Sin embargo, quizás la respuesta que mejor refleja el sentimiento generalizado de que es imperioso castigar a los autores de estos aberrantes crímenes, es que ellos merecen ser castigados. Esta tesis no es otra que aquella que en la filosofía del derecho penal se conoce como retribucionismo. Según ella, el castigo de quienes han cometido terribles crímenes es valioso en sí mismo, independientemente de las consecuencias ulteriores que pueda generar. Detrás del pedido social de “justicia” se esconde una intuición de carácter retributivo: los autores de los asesinatos de Fernando Báez Sosa y Lucio Dupuy deben ser castigados porque lo merecen y el mundo será un lugar mejor si obtienen su merecido, aun si todo lo demás sigue igual.

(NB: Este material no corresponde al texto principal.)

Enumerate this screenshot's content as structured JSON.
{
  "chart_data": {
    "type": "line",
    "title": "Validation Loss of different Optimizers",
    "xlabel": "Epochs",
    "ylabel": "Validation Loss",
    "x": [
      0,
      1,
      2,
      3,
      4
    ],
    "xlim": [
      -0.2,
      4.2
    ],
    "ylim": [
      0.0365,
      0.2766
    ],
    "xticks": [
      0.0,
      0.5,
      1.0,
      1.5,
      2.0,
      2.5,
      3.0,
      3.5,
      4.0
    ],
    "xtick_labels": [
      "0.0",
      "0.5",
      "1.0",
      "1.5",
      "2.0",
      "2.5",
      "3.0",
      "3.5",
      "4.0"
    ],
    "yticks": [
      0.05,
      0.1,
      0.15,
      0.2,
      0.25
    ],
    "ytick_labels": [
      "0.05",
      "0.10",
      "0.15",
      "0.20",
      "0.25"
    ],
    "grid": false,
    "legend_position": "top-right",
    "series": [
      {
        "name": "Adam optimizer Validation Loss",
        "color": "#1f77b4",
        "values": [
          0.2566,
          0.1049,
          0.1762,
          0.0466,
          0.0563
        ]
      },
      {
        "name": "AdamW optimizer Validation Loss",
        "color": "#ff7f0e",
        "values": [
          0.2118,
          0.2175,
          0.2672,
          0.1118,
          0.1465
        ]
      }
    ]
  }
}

Cualquiera de estas respuestas puede servir, de manera aislada o combinada, de apoyo al castigo de los sujetos enjuiciados en los casos que hoy mantienen en vilo al país. Ninguna de ellas está exenta de importantes problemas filosóficos, los cuales siguen generando discusiones inacabables entre los estudiosos de la materia que adhieren a una u otra postura. No obstante, un aspecto sobre el cual podemos llegar a un pacífico acuerdo es que, más allá de las penas que finalmente sean impuestas, resulta valioso que estos hechos sean ventilados en un juicio penal y sus autores sean juzgados. Además de arrojar luz acerca de cómo sucedieron los acontecimientos, el juicio oral y público implica que los acusados escuchen y sean confrontados por las víctimas, deban enfrentar lo que han hecho, deban rendir explicaciones a la sociedad y en particular a quienes han afectado, tengan una plataforma para pedir disculpas -aunque ellas no deban ser necesariamente aceptadas-, y deban acatar lo que la Justicia en definitiva resuelva.